Wednesday, Feb. 28, 2007 | 7:04 a.m.

Congratulations to Al Gore on his Oscar award for his documentary "An Inconvenient Truth." It would be good if that award would to some degree unite us to an awareness of global warming and the dangers in that warming, but that is unlikely. A recent poll found that something like 40 percent of the U.S. population doesn't even know what global warming is about. Additionally, many of my conservative acquaintances deny that global warming is occurring, or that it has human sources. They think it's just a political ploy by liberals.

The politics vs. science schism over global warming is matched by a similar and widening gap between religion and science, concerning such issues as evolution and its teaching in public schools, stem cell research and the origins of our ethics, among others. This is shameful.

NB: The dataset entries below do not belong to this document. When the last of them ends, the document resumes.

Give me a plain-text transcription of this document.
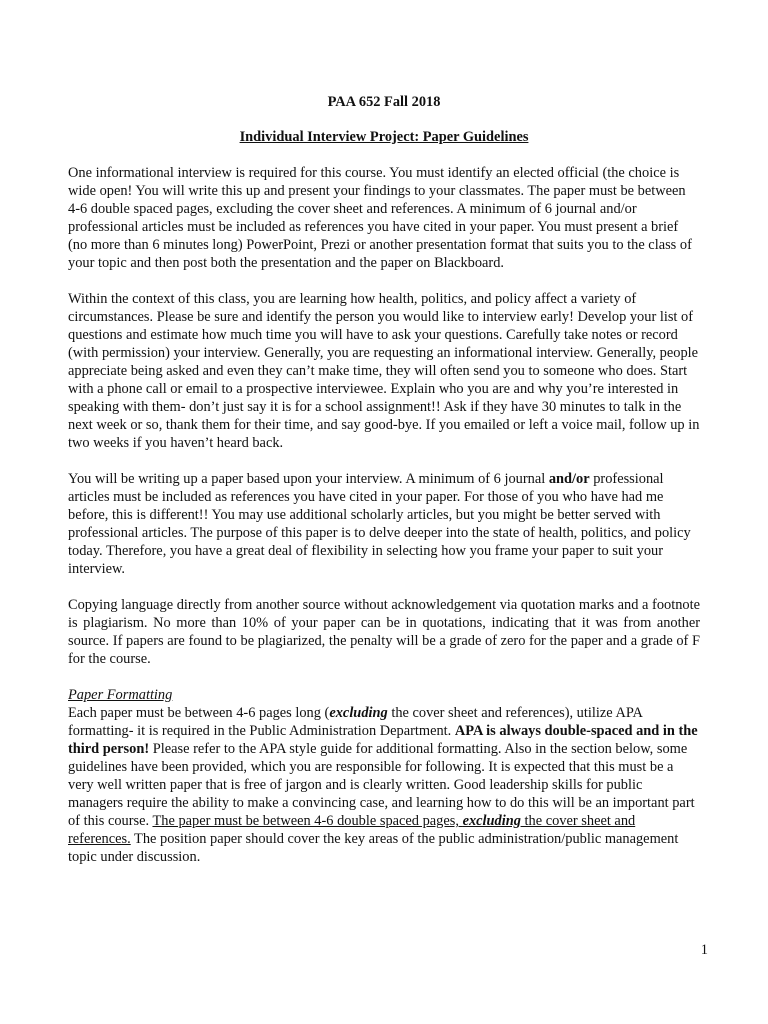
PAA 652 Fall 2018
Individual Interview Project: Paper Guidelines

One informational interview is required for this course. You must identify an elected official (the choice is wide open! You will write this up and present your findings to your classmates. The paper must be between 4-6 double spaced pages, excluding the cover sheet and references. A minimum of 6 journal and/or professional articles must be included as references you have cited in your paper. You must present a brief (no more than 6 minutes long) PowerPoint, Prezi or another presentation format that suits you to the class of your topic and then post both the presentation and the paper on Blackboard.

Within the context of this class, you are learning how health, politics, and policy affect a variety of circumstances. Please be sure and identify the person you would like to interview early! Develop your list of questions and estimate how much time you will have to ask your questions. Carefully take notes or record (with permission) your interview. Generally, you are requesting an informational interview. Generally, people appreciate being asked and even they can’t make time, they will often send you to someone who does. Start with a phone call or email to a prospective interviewee. Explain who you are and why you’re interested in speaking with them- don’t just say it is for a school assignment!! Ask if they have 30 minutes to talk in the next week or so, thank them for their time, and say good-bye. If you emailed or left a voice mail, follow up in two weeks if you haven’t heard back.

You will be writing up a paper based upon your interview. A minimum of 6 journal and/or professional articles must be included as references you have cited in your paper. For those of you who have had me before, this is different!! You may use additional scholarly articles, but you might be better served with professional articles. The purpose of this paper is to delve deeper into the state of health, politics, and policy today. Therefore, you have a great deal of flexibility in selecting how you frame your paper to suit your interview.

Copying language directly from another source without acknowledgement via quotation marks and a footnote is plagiarism. No more than 10% of your paper can be in quotations, indicating that it was from another source. If papers are found to be plagiarized, the penalty will be a grade of zero for the paper and a grade of F for the course.

Paper Formatting

Each paper must be between 4-6 pages long (excluding the cover sheet and references), utilize APA formatting- it is required in the Public Administration Department. APA is always double-spaced and in the third person! Please refer to the APA style guide for additional formatting. Also in the section below, some guidelines have been provided, which you are responsible for following. It is expected that this must be a very well written paper that is free of jargon and is clearly written. Good leadership skills for public managers require the ability to make a convincing case, and learning how to do this will be an important part of this course. The paper must be between 4-6 double spaced pages, excluding the cover sheet and references. The position paper should cover the key areas of the public administration/public management topic under discussion.

1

Science has proved itself the only reliable method for understanding our world and how it works, and the religion or politics that denies that, and that will not at least be informed by science, denies reality. And eventually, it denies a promising economic future for those under its influence. For at least a hundred years, the most successful societies have been those at the forefront of science and related innovation.

I was a boy when Sputnik was launched. That was a focal point that concentrated our interests in science, although earlier agricultural and health advances had most people - people of all religions and politics - believing that the future of mankind lay with science. I believe that still, and can only wonder at those who deny it, or politicize it, or pervert it in accordance with some doctrine and who, by their confusion, obstruct our progress in it.